Chicken, Water, and Elections

Photo by George W. Ackerman

Oiling the Chicken Machine.” Garth Brown brings his typically thoughtful and balanced perspective to bear on the question of lab grown meat. As he points out, detailing the horrific conditions in which factory chickens are raised and butchered, “if there is no middle ground, lab-grown meat is a reasonable alternative to the current system.” Humane options are possible if we would have the courage to take them, but Brown isn’t sure how likely that is: “I cannot conceive of the economic and social changes that would be required to reshape farming into a more human endeavor. The promise of the moment is that it could be done: Advances in agriculture, the ability to collectively move far beyond mere subsistence, have created a surplus that could be used for the enrichment of both farmed land and the people fed by it. The tragedy of the moment is that, barring some radical realignment, efficiency will continue to be an end unto itself, no matter the absurdity that results.”

The Mystic Art of Gardening.” Caleb Smith explores the life and career of garden designer Russell Page and reflects on the tensions inherent in this field: “At one level, Page’s story provides a cautionary tale. His career shows how any design ethos, even a spiritual protest against empire and consumer capitalism, can become a kind of branding – distinguishing itself against the ugliness of Western, middle-class excesses only to elevate its own market prestige. To redress our social and ecological crises in a substantial way, garden-making would have to help create open, rather than private, sanctuaries for people and nature on every scale, from rewilded urban lots to sustainably managed state and national conservation areas.” (Recommended by Steven Knepper.)

Mountain Solitaire.” Paul Kingsnorth reflects on his travels in America, Edward Abbey, and his experiences at the recent FPR conference: “I’ve always liked FPR, not least because they are hard to confine within standard political or cultural boxes. At their two-day gathering in Madison, Wisconsin, I met people from left and right and both and neither, all of them united, I think, by the same kind of search for home in a homeless world that Edward Abbey wrote about decades back. Inheritors all of the Great Unsettling, we came together around an often unformed need for roots, nature and culture. All of this transcends the distracting nonsense of ‘left and right.’”

Apple Hunter’s 16-year Quest for Rare ‘Lost’ Variety was Just the Start.” Sydney Page describes Tom Brown’s work hunting old apple trees: “His hobby as an apple hunter came about 25 years ago when he and his wife, Merrikay, were at a farmer’s market in Winston-Salem, N.C., on a Saturday afternoon.
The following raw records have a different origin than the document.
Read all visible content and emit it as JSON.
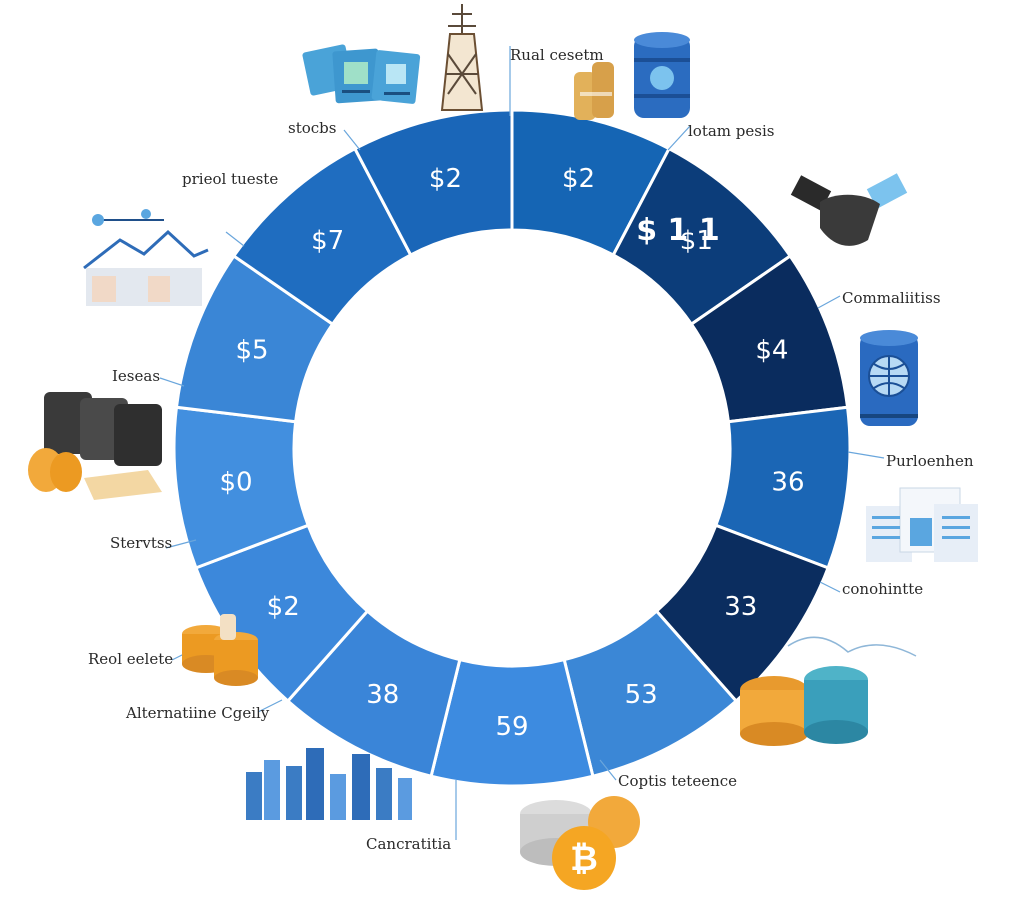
{
  "chart_data": {
    "type": "donut",
    "title": "",
    "segments": [
      {
        "label": "$2",
        "value": 1,
        "color": "#1565b4"
      },
      {
        "label": "$1",
        "value": 1,
        "color": "#0c3d7a"
      },
      {
        "label": "$4",
        "value": 1,
        "color": "#0a2c5e"
      },
      {
        "label": "36",
        "value": 1,
        "color": "#1b66b5"
      },
      {
        "label": "33",
        "value": 1,
        "color": "#0b2d5f"
      },
      {
        "label": "53",
        "value": 1,
        "color": "#3b87d6"
      },
      {
        "label": "59",
        "value": 1,
        "color": "#3d8be0"
      },
      {
        "label": "38",
        "value": 1,
        "color": "#3a85d8"
      },
      {
        "label": "$2",
        "value": 1,
        "color": "#3c88db"
      },
      {
        "label": "$0",
        "value": 1,
        "color": "#428fdf"
      },
      {
        "label": "$5",
        "value": 1,
        "color": "#3a86d6"
      },
      {
        "label": "$7",
        "value": 1,
        "color": "#1f6dc0"
      },
      {
        "label": "$2",
        "value": 1,
        "color": "#1a66b8"
      }
    ],
    "stray_text": "$ 1 1",
    "categories": [
      "Rual cesetm",
      "lotam pesis",
      "Commaliitiss",
      "Purloenhen",
      "conohintte",
      "Coptis teteence",
      "Cancratitia",
      "Alternatiine Cgeily",
      "Reol eelete",
      "Stervtss",
      "Ieseas",
      "prieol tueste",
      "stocbs"
    ]
  },
  "icons": [
    {
      "name": "documents-icon"
    },
    {
      "name": "tower-icon"
    },
    {
      "name": "gold-bars-icon"
    },
    {
      "name": "barrel-icon"
    },
    {
      "name": "handshake-icon"
    },
    {
      "name": "globe-barrel-icon"
    },
    {
      "name": "finance-report-icon"
    },
    {
      "name": "coin-stacks-icon"
    },
    {
      "name": "bitcoin-icon"
    },
    {
      "name": "bar-stacks-icon"
    },
    {
      "name": "gold-coins-icon"
    },
    {
      "name": "oil-drums-icon"
    },
    {
      "name": "building-icon"
    }
  ]
}
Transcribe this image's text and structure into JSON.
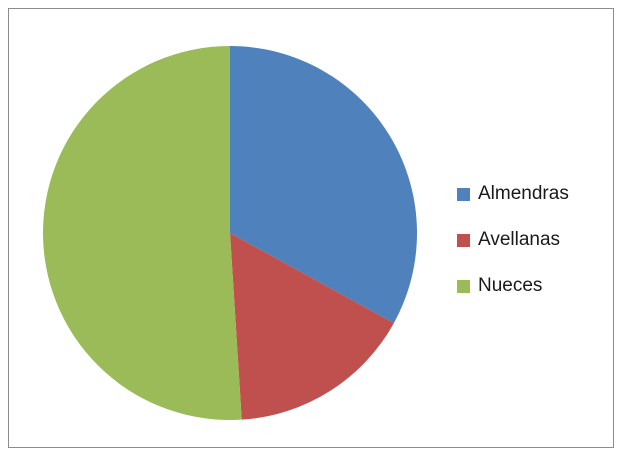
{
  "chart_data": {
    "type": "pie",
    "title": "",
    "categories": [
      "Almendras",
      "Avellanas",
      "Nueces"
    ],
    "values": [
      33,
      16,
      51
    ],
    "colors": [
      "#4F81BD",
      "#C0504D",
      "#9BBB59"
    ],
    "legend_position": "right",
    "start_angle": "top",
    "direction": "clockwise"
  }
}
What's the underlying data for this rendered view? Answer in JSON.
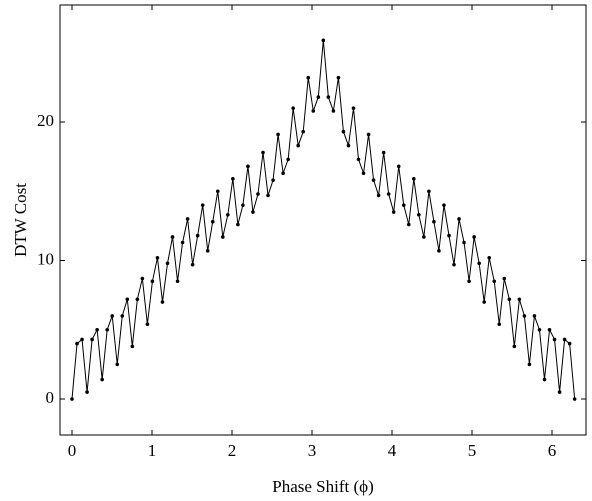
{
  "chart_data": {
    "type": "line",
    "xlabel": "Phase Shift (ϕ)",
    "ylabel": "DTW Cost",
    "x": [
      0,
      0.0628,
      0.1257,
      0.1885,
      0.2513,
      0.3142,
      0.377,
      0.4398,
      0.5027,
      0.5655,
      0.6283,
      0.6912,
      0.754,
      0.8168,
      0.8796,
      0.9425,
      1.0053,
      1.0681,
      1.131,
      1.1938,
      1.2566,
      1.3195,
      1.3823,
      1.4451,
      1.508,
      1.5708,
      1.6336,
      1.6965,
      1.7593,
      1.8221,
      1.885,
      1.9478,
      2.0106,
      2.0735,
      2.1363,
      2.1991,
      2.2619,
      2.3248,
      2.3876,
      2.4504,
      2.5133,
      2.5761,
      2.6389,
      2.7018,
      2.7646,
      2.8274,
      2.8903,
      2.9531,
      3.0159,
      3.0788,
      3.1416,
      3.2044,
      3.2673,
      3.3301,
      3.3929,
      3.4558,
      3.5186,
      3.5814,
      3.6442,
      3.7071,
      3.7699,
      3.8327,
      3.8956,
      3.9584,
      4.0212,
      4.0841,
      4.1469,
      4.2097,
      4.2726,
      4.3354,
      4.3982,
      4.4611,
      4.5239,
      4.5867,
      4.6496,
      4.7124,
      4.7752,
      4.8381,
      4.9009,
      4.9637,
      5.0265,
      5.0894,
      5.1522,
      5.215,
      5.2779,
      5.3407,
      5.4035,
      5.4664,
      5.5292,
      5.592,
      5.6549,
      5.7177,
      5.7805,
      5.8434,
      5.9062,
      5.969,
      6.0319,
      6.0947,
      6.1575,
      6.2204,
      6.2832
    ],
    "values": [
      0,
      4.0,
      4.3,
      0.5,
      4.3,
      5.0,
      1.4,
      5.0,
      6.0,
      2.5,
      6.0,
      7.2,
      3.8,
      7.2,
      8.7,
      5.4,
      8.5,
      10.2,
      7.0,
      9.8,
      11.7,
      8.5,
      11.3,
      13.0,
      9.7,
      11.8,
      14.0,
      10.7,
      12.8,
      15.0,
      11.7,
      13.3,
      15.9,
      12.6,
      14.0,
      16.8,
      13.5,
      14.8,
      17.8,
      14.7,
      15.8,
      19.1,
      16.3,
      17.3,
      21.0,
      18.3,
      19.3,
      23.2,
      20.8,
      21.8,
      25.9,
      21.8,
      20.8,
      23.2,
      19.3,
      18.3,
      21.0,
      17.3,
      16.3,
      19.1,
      15.8,
      14.7,
      17.8,
      14.8,
      13.5,
      16.8,
      14.0,
      12.6,
      15.9,
      13.3,
      11.7,
      15.0,
      12.8,
      10.7,
      14.0,
      11.8,
      9.7,
      13.0,
      11.3,
      8.5,
      11.7,
      9.8,
      7.0,
      10.2,
      8.5,
      5.4,
      8.7,
      7.2,
      3.8,
      7.2,
      6.0,
      2.5,
      6.0,
      5.0,
      1.4,
      5.0,
      4.3,
      0.5,
      4.3,
      4.0,
      0
    ],
    "color": "#000000",
    "xlim": [
      -0.15,
      6.425
    ],
    "ylim": [
      -2.6,
      28.45
    ],
    "xticks": [
      0,
      1,
      2,
      3,
      4,
      5,
      6
    ],
    "yticks": [
      0,
      10,
      20
    ],
    "grid": false
  }
}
Brown spotted a stand selling heritage apples — older apple varieties that have existed for multiple generations, and are often unique in their taste, texture, size and shape. Some have complex flavors, and others have multicolored flesh.”

Born-Again Engineering.” Ben D. Giudice begins with the glories of fishing for salmon and then reflects on the engineering approaches that have led to the many dams which imperil the species. Might it be possible for engineers to follow a different model, one that valued the health of humans and the rest of creation? “There exists a spiritual mystery beyond language’s capacity to describe the act of fishing—and all fishers know it. Often it is this, and not the fish, that they are really fishing for. It is something deeper, something that speaks of an intimacy with creation and, by extension, its Creator.”
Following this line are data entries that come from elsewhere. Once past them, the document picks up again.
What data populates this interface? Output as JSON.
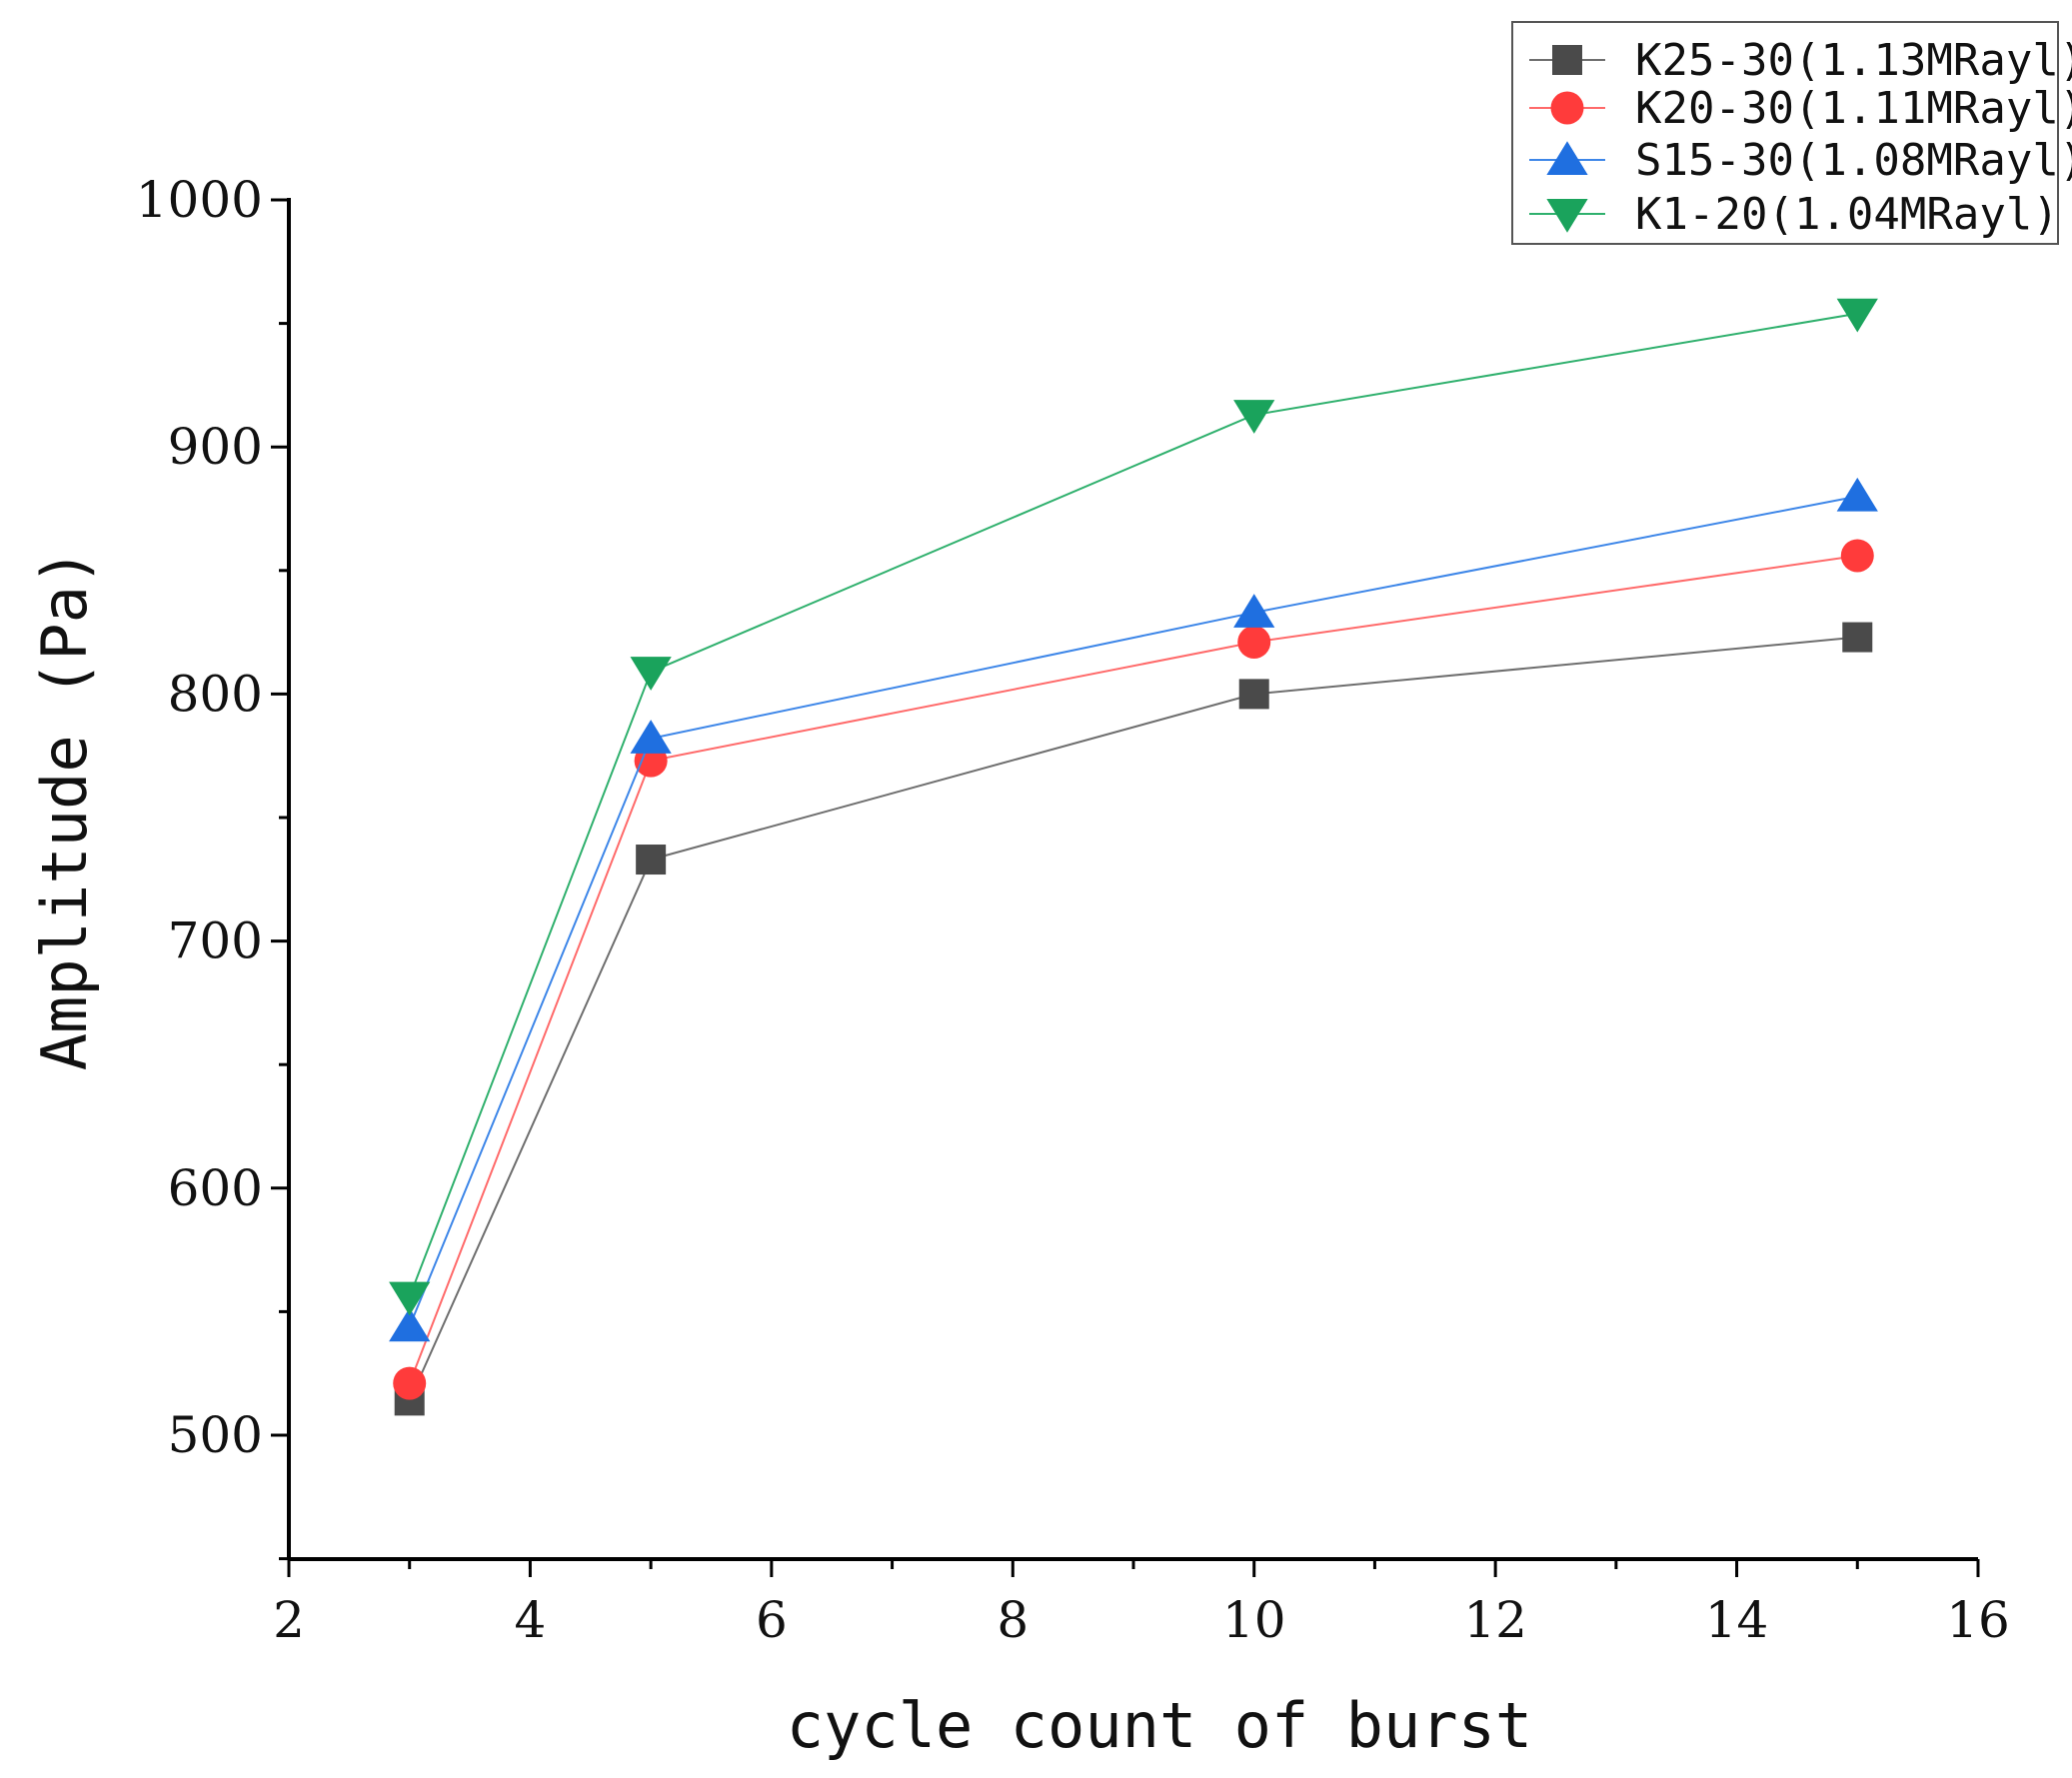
{
  "chart_data": {
    "type": "line",
    "title": "",
    "xlabel": "cycle count of burst",
    "ylabel": "Amplitude (Pa)",
    "xlim": [
      2,
      16
    ],
    "ylim": [
      450,
      1000
    ],
    "x_major_ticks": [
      2,
      4,
      6,
      8,
      10,
      12,
      14,
      16
    ],
    "x_tick_labels": [
      "2",
      "4",
      "6",
      "8",
      "10",
      "12",
      "14",
      "16"
    ],
    "y_major_ticks": [
      500,
      600,
      700,
      800,
      900,
      1000
    ],
    "y_tick_labels": [
      "500",
      "600",
      "700",
      "800",
      "900",
      "1000"
    ],
    "x": [
      3,
      5,
      10,
      15
    ],
    "legend_position": "top-right",
    "grid": false,
    "series": [
      {
        "name": "K25-30(1.13MRayl)",
        "marker": "square",
        "color": "#4a4a4a",
        "line_color": "#6e6e6e",
        "values": [
          514,
          733,
          800,
          823
        ]
      },
      {
        "name": "K20-30(1.11MRayl)",
        "marker": "circle",
        "color": "#ff3b3b",
        "line_color": "#ff6a6a",
        "values": [
          521,
          773,
          821,
          856
        ]
      },
      {
        "name": "S15-30(1.08MRayl)",
        "marker": "triangle-up",
        "color": "#1f6fe0",
        "line_color": "#3d86e8",
        "values": [
          544,
          782,
          833,
          880
        ]
      },
      {
        "name": "K1-20(1.04MRayl)",
        "marker": "triangle-down",
        "color": "#1aa35c",
        "line_color": "#2fb06d",
        "values": [
          556,
          809,
          913,
          954
        ]
      }
    ]
  }
}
Citizens of the Things at Hand.” Jason Peters isn’t a fan of presidential elections: “They strike me as undignified; they are shadowy and shady national diversions—that is, things to do, spectacles that mitigate the dull everydayness of our otherwise uneventful lives. They’re like the Super bowl, except we stage them less frequently.”

The Long Reach of the Walmart-Walton Empire.” Civil Eats is launching a series of investigations into how Walmart money shapes our entire food economy. Their influence is massive: “The company’s success has stunning implications for food and agriculture. Walmart has expanded its grocery business exponentially, now collecting one of every three grocery dollars spent in America, with colossal power to influence food prices for most goods, food policy, and the lives of food-producing regions, families, and towns. As a result, Walmart has more dominance over land use and associated climate policy than most of the non-fossil companies in the world.”

The Historic Claims That Put a Few California Farming Families First in Line for Colorado River Water.” Janet Wilson and Nat Lash narrate the history of water rights in the Imperial Valley and explain how a small number of people have come to control vast amounts of scarce water: “The Colorado River system, which supplies 35 million people in seven U.S. states and Mexico, nearly collapsed last year. Even after a wet winter, it is dwindling due to overuse and climate change. But no matter how low its reservoirs sink, the historic claims of these families and all of Imperial County place them first in line — ahead of every state and major city — for whatever water remains.”

Fundamentally Religious and Catholic.” Adam Schwartz reviews Tolkien’s Faith: A Spiritual Biography by Holly Ordway and commends her account of Tolkien’s faith and imaginative art: “Through exhaustive research and insightful analysis, she recounts Tolkien’s lifelong, tested, textured engagement with Roman Catholicism, and thereby establishes how fundamental it was to his identity as a person and a writer.”